If you are doing low-level text extraction with text_in_region
for example,
it is usually necessary to locate specific text to provide a positional reference.
Use the text_position
method to locate text by exact or partial match.
It returns a Hash of x/y co-ordinates that is the bottom-left corner of the text.
text_by_exact_match = reader.text_position("Transaction Table")
=> { :x => 10.0, :y => 600.0 }
text_by_regex_match = reader.text_position(/transaction summary/i)
=> { :x => 10.0, :y => 300.0 }
Note: in the case of multiple matches, only the first match is returned.
After checking out the repo, run bin/setup
to install dependencies. Then, run rake spec
to run the tests.

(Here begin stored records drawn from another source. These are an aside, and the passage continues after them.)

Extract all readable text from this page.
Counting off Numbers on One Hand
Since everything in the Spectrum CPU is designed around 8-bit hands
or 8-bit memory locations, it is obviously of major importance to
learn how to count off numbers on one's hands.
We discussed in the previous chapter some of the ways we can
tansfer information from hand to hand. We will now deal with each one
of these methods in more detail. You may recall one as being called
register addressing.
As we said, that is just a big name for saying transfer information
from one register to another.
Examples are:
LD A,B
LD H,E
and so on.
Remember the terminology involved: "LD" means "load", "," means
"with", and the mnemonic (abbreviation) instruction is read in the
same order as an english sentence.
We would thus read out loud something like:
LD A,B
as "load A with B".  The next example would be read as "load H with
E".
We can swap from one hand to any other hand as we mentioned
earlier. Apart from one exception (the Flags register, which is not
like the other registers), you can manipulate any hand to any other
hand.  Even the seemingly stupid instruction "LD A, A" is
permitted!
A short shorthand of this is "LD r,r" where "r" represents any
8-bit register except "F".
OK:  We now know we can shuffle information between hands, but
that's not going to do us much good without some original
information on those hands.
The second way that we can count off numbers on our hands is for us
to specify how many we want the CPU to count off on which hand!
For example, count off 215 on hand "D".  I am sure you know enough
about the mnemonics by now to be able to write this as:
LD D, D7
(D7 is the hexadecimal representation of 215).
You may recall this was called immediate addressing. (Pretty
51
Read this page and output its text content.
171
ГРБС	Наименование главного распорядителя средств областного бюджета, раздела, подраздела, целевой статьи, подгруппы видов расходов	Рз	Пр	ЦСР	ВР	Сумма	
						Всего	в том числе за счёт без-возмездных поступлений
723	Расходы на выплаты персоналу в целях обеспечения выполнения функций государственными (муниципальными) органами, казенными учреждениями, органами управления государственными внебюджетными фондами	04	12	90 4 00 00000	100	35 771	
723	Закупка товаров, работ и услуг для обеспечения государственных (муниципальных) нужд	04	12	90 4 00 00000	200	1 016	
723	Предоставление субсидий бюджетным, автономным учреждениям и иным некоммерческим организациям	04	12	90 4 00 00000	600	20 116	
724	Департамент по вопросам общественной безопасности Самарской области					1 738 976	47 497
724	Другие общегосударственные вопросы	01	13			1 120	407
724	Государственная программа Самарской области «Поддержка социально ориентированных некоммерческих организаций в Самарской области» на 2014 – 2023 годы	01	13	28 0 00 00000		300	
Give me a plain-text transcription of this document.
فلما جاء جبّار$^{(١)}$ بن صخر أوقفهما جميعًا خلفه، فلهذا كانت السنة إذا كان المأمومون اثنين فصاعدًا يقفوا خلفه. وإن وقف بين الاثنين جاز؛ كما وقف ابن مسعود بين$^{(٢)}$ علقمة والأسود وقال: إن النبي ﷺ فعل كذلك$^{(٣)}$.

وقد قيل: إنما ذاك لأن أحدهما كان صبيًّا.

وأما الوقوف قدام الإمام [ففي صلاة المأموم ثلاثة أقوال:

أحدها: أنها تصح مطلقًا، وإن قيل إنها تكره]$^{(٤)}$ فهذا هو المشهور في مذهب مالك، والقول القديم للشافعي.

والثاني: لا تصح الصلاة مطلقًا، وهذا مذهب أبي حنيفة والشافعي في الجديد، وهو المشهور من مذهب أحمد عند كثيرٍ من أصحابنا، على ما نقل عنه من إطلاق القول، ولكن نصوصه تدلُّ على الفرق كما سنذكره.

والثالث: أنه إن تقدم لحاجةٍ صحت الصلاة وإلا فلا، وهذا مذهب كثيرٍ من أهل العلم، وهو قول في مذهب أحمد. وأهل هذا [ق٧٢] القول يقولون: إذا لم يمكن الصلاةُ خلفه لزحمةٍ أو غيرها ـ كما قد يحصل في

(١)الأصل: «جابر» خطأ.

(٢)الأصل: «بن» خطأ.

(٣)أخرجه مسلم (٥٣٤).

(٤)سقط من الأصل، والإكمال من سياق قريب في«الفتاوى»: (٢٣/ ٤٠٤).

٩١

You can also run bin/console
for an interactive prompt that will allow you to experiment.
To install this gem onto your local machine, run bundle exec rake install
. To release a new version, update the version number in version.rb
, and then run bundle exec rake release
, which will create a git tag for the version, push git commits and tags, and push the .gem
file to rubygems.org.
- Check issue tracker if someone is working on what you plan to work on
- Fork project
- Create new branch
- Make changes in new branch
- Submit pull request
The gem is available as open source under the terms of the MIT License.
- Paul Gallagher, creator of the PDF::Reader::Turtletext gem, from which large sections of this gem was copied/modified from.